The Meeting With Two Richards
Now I run a meeting that almost no one shows up to except another guy named Richard, so we’re always forgetting each other’s name. Recovering drunks. The damage.
He’s an old-timer. He told me the origin story of, “Make a doorknob your Higher Power” the other night. He’d be a good sponsor. At the moment he basically is a sponsor, and I think he knows it.
We show up. Sometimes it’s just the two of us. Sometimes I chair, sometimes I just sit and let my nervous system cool down and twitch.
We talk about how ridiculous it is to still be alive.
Or really he talks about how great it is and leaves the irony to me.

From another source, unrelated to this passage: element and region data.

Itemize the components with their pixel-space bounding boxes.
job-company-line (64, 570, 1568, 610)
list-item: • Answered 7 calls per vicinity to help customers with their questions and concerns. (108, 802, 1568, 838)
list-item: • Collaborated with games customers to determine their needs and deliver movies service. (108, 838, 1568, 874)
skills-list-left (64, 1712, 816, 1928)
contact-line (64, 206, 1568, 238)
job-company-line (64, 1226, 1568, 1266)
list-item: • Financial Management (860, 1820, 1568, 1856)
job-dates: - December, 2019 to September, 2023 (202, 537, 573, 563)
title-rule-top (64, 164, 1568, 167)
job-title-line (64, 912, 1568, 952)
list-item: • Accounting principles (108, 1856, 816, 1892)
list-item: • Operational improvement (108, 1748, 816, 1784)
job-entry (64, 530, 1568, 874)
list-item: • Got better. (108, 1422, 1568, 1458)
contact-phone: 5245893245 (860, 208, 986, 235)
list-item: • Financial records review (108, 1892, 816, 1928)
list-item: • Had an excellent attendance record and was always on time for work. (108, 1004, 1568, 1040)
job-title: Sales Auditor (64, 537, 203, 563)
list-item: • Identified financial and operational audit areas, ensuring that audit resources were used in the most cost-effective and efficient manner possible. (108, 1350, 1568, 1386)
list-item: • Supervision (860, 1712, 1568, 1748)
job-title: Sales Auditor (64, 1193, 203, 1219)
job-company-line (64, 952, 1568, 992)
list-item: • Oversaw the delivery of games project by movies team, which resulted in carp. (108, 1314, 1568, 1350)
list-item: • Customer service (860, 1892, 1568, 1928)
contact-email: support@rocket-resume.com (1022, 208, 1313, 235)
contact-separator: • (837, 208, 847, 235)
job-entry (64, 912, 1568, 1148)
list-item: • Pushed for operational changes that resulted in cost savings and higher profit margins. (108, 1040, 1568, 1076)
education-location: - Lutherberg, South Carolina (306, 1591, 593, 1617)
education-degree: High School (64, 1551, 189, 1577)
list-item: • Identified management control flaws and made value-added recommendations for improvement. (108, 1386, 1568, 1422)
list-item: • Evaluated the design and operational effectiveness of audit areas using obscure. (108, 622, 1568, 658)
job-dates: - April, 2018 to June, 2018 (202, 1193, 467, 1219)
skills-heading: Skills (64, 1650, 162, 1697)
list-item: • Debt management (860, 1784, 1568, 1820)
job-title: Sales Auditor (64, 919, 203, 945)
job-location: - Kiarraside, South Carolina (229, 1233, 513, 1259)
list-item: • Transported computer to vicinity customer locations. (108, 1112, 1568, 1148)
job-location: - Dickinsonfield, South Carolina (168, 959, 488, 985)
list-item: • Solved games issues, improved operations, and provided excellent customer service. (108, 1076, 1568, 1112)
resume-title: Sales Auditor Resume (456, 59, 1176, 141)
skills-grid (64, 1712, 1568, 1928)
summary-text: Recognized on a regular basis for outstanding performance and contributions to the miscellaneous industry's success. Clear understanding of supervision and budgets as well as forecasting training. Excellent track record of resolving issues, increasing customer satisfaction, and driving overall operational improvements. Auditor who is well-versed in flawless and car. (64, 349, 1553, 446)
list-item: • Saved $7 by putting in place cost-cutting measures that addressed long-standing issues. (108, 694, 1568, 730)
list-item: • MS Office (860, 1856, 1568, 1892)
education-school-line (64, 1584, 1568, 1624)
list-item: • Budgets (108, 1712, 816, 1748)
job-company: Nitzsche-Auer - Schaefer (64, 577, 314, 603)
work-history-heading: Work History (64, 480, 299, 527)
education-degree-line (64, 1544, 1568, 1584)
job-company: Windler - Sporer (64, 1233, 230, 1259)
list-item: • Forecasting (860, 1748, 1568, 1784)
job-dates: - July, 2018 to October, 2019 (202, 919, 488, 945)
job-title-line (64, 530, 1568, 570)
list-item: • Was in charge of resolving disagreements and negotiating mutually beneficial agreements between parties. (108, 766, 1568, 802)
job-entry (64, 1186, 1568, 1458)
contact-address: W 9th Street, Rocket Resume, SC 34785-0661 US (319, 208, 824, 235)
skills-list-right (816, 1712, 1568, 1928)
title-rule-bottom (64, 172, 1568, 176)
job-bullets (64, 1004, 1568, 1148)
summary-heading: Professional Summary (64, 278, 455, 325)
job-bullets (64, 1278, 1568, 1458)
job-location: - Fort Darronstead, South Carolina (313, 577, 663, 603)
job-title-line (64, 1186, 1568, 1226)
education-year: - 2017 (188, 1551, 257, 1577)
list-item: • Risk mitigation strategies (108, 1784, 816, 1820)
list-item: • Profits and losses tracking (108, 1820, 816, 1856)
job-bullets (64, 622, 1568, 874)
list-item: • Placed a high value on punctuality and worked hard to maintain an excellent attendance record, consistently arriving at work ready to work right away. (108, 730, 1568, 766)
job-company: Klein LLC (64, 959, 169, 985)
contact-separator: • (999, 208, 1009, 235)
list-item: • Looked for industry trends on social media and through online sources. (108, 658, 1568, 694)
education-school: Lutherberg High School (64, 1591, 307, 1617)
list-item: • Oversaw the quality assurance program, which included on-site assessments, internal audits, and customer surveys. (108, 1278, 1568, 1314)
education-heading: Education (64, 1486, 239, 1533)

And then we talk about what we’re going to do today anyway.
Good Days, Great Days
A guy named Special Ed told me in 2017 that when I got and stayed sober, there’d be days I’d go out, have a normal day, come home abstinent — and that would be a Good Day.
And that I’d also have days where life takes a dump in my mouth, where everything goes sideways, maybe I buried a friend or a cat, and old instincts scream, “Drink, use, disappear” — and I’d come home abstinent — and those would be the Great Days.
He’s right.
Today, my life is not boring. It’s messy, painful, often absurd.
But if I come home abstinent — or crawl back, or limp, or scooter-wreck my way back — that’s a Great Day.
And tomorrow?
Get up and do it again, and avoid the Mayo Park Overpass. Dragons.